Much has been made of the death of the point-and-shoot camera, obviated by the ubiquity and improving imaging power of the smartphone. At Photokina 2012, there was evidence of that everywhere: only a few entry-level cameras were even announced, and all were afterthoughts displayed off in a remote corner of the companies' giant booths. Some of them even ran Android, if the inspiration wasn't already clear enough.
But the rise of the cameraphone has impacted more than just cheap cameras. It's forced manufacturers to make the case for every product it makes, to convince consumers why it's so much better than a smartphone that it's worth your money. Manufacturers have also turned their attention upward, to products with obvious advantages over your cellphone. "The DSLR is becoming much more important for people," said Nikon Product Manager Sander Van Velzen. "The market is growing, and we have a lot of enthusiasts… they want to step up, they want to make even better pictures." In today's market, if you're buying a camera you expect a huge upgrade in quality over the devices you already carry, and you want it for a price you can afford. Those two things — affordability and quality — have long been diametrically opposed, but at this year's Photokina in Cologne, Germany, they're coming together inside a series of small, affordable, decidedly consumer-friendly full-frame cameras.

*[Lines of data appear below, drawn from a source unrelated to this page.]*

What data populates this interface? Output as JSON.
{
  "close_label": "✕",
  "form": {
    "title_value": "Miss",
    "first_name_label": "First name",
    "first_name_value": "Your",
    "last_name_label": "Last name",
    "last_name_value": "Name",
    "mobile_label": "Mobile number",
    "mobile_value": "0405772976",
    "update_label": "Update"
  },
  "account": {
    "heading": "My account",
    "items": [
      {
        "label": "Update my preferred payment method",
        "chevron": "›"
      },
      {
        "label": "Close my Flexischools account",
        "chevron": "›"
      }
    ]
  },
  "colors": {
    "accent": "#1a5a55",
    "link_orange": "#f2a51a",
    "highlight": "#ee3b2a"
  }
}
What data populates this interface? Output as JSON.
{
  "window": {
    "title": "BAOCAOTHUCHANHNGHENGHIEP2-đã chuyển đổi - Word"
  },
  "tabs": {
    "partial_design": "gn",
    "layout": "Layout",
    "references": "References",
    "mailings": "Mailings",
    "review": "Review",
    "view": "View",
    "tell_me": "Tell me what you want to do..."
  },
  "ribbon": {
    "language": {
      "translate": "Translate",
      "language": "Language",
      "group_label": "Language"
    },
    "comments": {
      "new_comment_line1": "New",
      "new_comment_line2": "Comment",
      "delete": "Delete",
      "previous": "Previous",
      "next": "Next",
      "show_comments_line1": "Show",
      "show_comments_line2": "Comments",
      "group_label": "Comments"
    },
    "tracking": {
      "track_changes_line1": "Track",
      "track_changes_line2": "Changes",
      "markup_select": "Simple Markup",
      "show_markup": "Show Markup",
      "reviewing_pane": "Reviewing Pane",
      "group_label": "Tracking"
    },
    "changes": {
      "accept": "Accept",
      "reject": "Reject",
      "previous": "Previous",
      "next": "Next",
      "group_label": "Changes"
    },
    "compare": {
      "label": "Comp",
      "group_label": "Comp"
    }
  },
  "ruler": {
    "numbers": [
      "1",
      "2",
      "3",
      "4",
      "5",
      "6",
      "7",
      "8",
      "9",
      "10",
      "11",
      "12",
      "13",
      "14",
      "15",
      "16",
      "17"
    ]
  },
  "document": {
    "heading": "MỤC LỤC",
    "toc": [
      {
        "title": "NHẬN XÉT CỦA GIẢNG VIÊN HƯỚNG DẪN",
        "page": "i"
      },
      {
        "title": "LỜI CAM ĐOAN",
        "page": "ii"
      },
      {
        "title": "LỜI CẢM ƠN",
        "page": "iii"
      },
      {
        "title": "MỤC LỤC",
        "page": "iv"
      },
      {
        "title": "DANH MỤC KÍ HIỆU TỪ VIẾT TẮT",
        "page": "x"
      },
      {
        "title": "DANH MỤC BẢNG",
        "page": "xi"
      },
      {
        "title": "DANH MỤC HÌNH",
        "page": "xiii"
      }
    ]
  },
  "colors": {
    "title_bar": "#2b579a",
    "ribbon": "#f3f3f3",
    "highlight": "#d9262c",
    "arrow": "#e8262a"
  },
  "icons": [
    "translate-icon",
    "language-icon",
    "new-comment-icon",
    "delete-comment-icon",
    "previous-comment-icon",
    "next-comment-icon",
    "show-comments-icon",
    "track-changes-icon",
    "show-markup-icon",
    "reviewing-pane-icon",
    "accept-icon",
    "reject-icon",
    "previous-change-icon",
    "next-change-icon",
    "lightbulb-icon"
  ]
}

The bigger the sensor, the better the picture
Full-frame sensors are one of the key indicators of image quality. In simple terms, larger sensors mean better pictures, and full-frame is as big as it gets for a consumer-level device. Full-frame is so called because it matches the "full frame" of 35mm film, meaning you can see and capture the entire picture instead of dealing with crop factors. Full-frame sensors offer huge improvements in depth of field and low-light performance, and allow you to shoot wider angles.
"From an image quality point of view," says Canon Marketing Director Steve Marshall, "the larger the sensor, the larger the pixels, so the less the signal to noise ratio, which allows better performance in low light." Nearly everyone we spoke to — from NIkon, Canon, Sony, and others — agreed that full-frame sensors are an unmitigated improvement over APS-C, DX, and every other sensor format below. At least in this case, bigger is inarguably better.
But with big silicon comes big prices: full-frame cameras have always been effectively professional-only, with even the cheapest new models costing $3,000 or more. They've also always been big and cumbersome, to give pros the controls and features needed in a high-end camera.
At this year's Photokina, however, full-frame found a new market. For the first time, manufacturers proved that full-frame cameras don't have to be huge, and they don't have to be prohibitively expensive. Nikon and Canon released full-frame DSLRs within four days of each other — Nikon's D600 came out just before Canon's EOS 6D — and both came with the same $2,100 price point. That price may still be out of reach for most amateur and budding photographers, but these full-frame models now occupy a price that only smaller sensors had seen before.
When buying a separate camera isn't strictly necessary, people want more
Sony and Leica's new full-frame models are far from affordable, but they prove something else: a high-end, full-frame camera doesn't have to be big and ugly. It can be pocket-sized and incredibly beautiful. Leica's gorgeous new rangefinder, dubbed simply "M," fits its full-frame sensor into a body closer in size to a mirrorless camera than a DSLR. The company does have a bit of a head start in these matters, since it was the first to use 35mm sizes in its cameras, but its sensor size to body size ratio has long been unmatched. Until Sony launched the Cyber-shot RX1, anyway, which makes Leica's beauty look giant and unwieldy. That the RX1 is technically a Cyber-shot is fitting: the camera looks and operates more like a point-and-shoot than any other full-frame camera we've ever seen, even if its $2,800 price tag does still scream "professional."
Canon's Marshall says the new products are just a function of progress. "It's a bit of a natural evolution with technological development," he said. "You could draw comparisons with computers and CPUs — you have the performance of last year's professional product, in this year's consumer product."
The full-frame battle is just beginning
Full-frame is now less expensive than ever, though calling it "affordable" might still be a stretch. But now that Sony, Canon, and Nikon have proved that the format's previous restrictions don't really apply anymore, how far can we go? When we asked reps from each company, what we heard back was a chorus of "no comment" and "we don't comment on future products." The implication as we spoke, however, was that there's no telling how small or how cheap full-frame cameras will get. Sensors are getting cheaper, manufacturing is getting better, and the demand for something cheap that's meaningfully better than your cellphone is growing louder and louder.
Will we ever see a small, cheap, full-frame point and shoot? No one would rule it out, though no one would tell us it's coming, either. But if and when it does happen, point-and-shoot cameras are going to make quite the comeback. At least until your smartphone goes full-frame, anyway.